Nem sempre encontramos todos os critérios clínicos, e quando a criança tem febre inexplicada por mais de cinco dias associada a 2 ou 3 critérios, devemos considerar o possível diagnóstico de doença de Kawasaki incompleta.
Pode causar também alterações em outros sistemas, como:
- Cardíacas: miocardite, pericardite, arritmias, insuficiência cardíaca e aneurisma coronariano (sendo está a complicação mais temida);
- Neurológicas: meningite asséptica;
- Articulares: cursando com poliartrite;
- Pulmonar: pneumonite.
O aneurisma de coronária é um condição que ocorre principalmente nas crianças que não receberam o tratamento com imunoglobulina.

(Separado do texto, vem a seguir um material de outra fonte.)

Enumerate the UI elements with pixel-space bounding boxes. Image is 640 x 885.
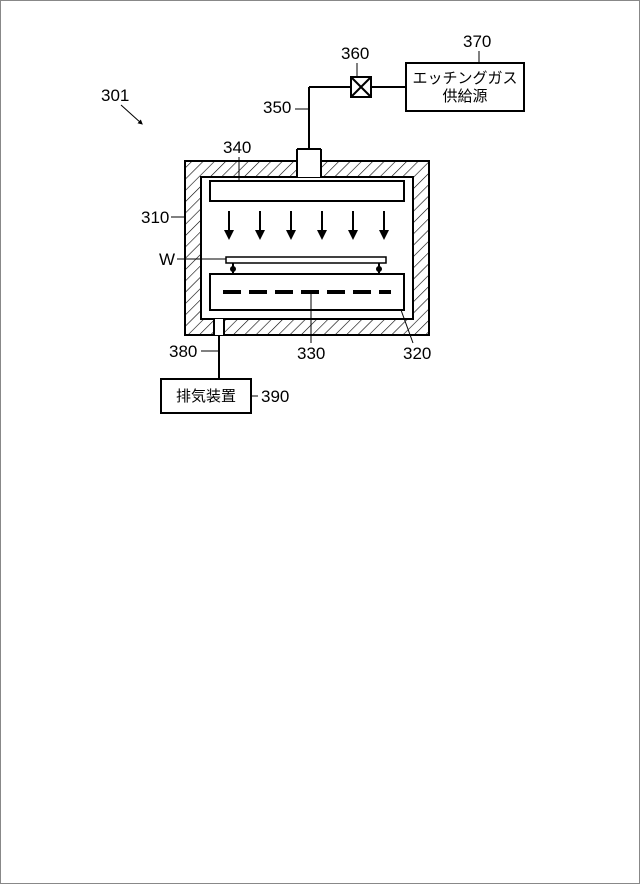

Existem algumas condições mais relacionadas com o risco de aneurisma coronariano que são:
- Idade menor que 1 ano;
- Febre persistente maior que 14 dias;
- Sexo masculino;
- Concentração sérica de sódio menor que 135 mEq/L;
- Leucócitos maior que 12000/mm3;
- Hematócrito menor que 35%.
Os aneurismas podem ser pequenos a moderados ou gigantes. São considerados gigantes quando possuem diâmetro maior que 8 cm, e tem pior prognóstico, devido maior chance de trombosarem e causar infarto agudo do miocárdio, arritmias e morte súbita. Os aneurismas fusiformes têm melhor prognóstico.
Dentre os achados laboratoriais, podemos encontrar:
- Leucocitose com desvio para esquerda;
- Anemia normocítica e normocrômica;
- Elevação de PCR (proteína C-reativa) e VHS (velocidade de hemossedimentação);
- Trombocitose;
- Aumento moderado das transaminases;
- Hipoalbuminemia;
- Hiponatremia;
- Líquor com pleocitose com predomínio de mononucleares;
- Leucocitúria.
Como Tratar?
Assim que instituído o diagnóstico, devemos iniciar o tratamento com Imunoglobulina intravenosa, preferencialmente entre os primeiros sete a dez dias de doença.
O intuito de iniciar o tratamento precocemente é principalmente reduzir complicações cardíacas e o tempo de doença.
A recomendação é realizar a infusão de imunoglobulina intravenosa (IGIV) na dose de 2g/kg em única infusão por 8 a 12 horas, associada ao AAS (ácido acetilsalicílico) na dose de 80 a 100 mg/kg/dia, dividido em 4 tomadas.
Caso ocorra persistência da febre, é orientado realizar uma segunda infusão de imunoglobulina humana (2g/kg).
Caso o paciente não apresente melhora da febre após a segunda infusão de IGIV, os estudos indicam realizar corticoterapia, através da pulsoterapia com a administração de metilprednisona 30mg/kg em 2 a 3h uma vez ao dia por três dias.
Após 48h do controle da febre, devemos reduzir a dose do AAS para 3 a 5 mg/kg/dia até 8 semanas.
Devido o risco de aparecimento do aneurisma de coronária, devemos realizar um ecocardiograma no momento do diagnóstico. Caso não haja evidência de aneurisma, o exame deve ser repetido na segunda semana e entre a sexta e oitava semanas do início do quadro.
Se o paciente tiver tido aneurisma de coronária pequeno a médio é recomendado manter o AAS em doses baixas na dose de 3-5 mg/kg/dia, ao passo que, é recomendado anticoagulação com warfarina objetivando manter o RNI entre 2 e 2,5 se o aneurisma for gigante. O intuito é evitar trombose e estenose do vaso acometido.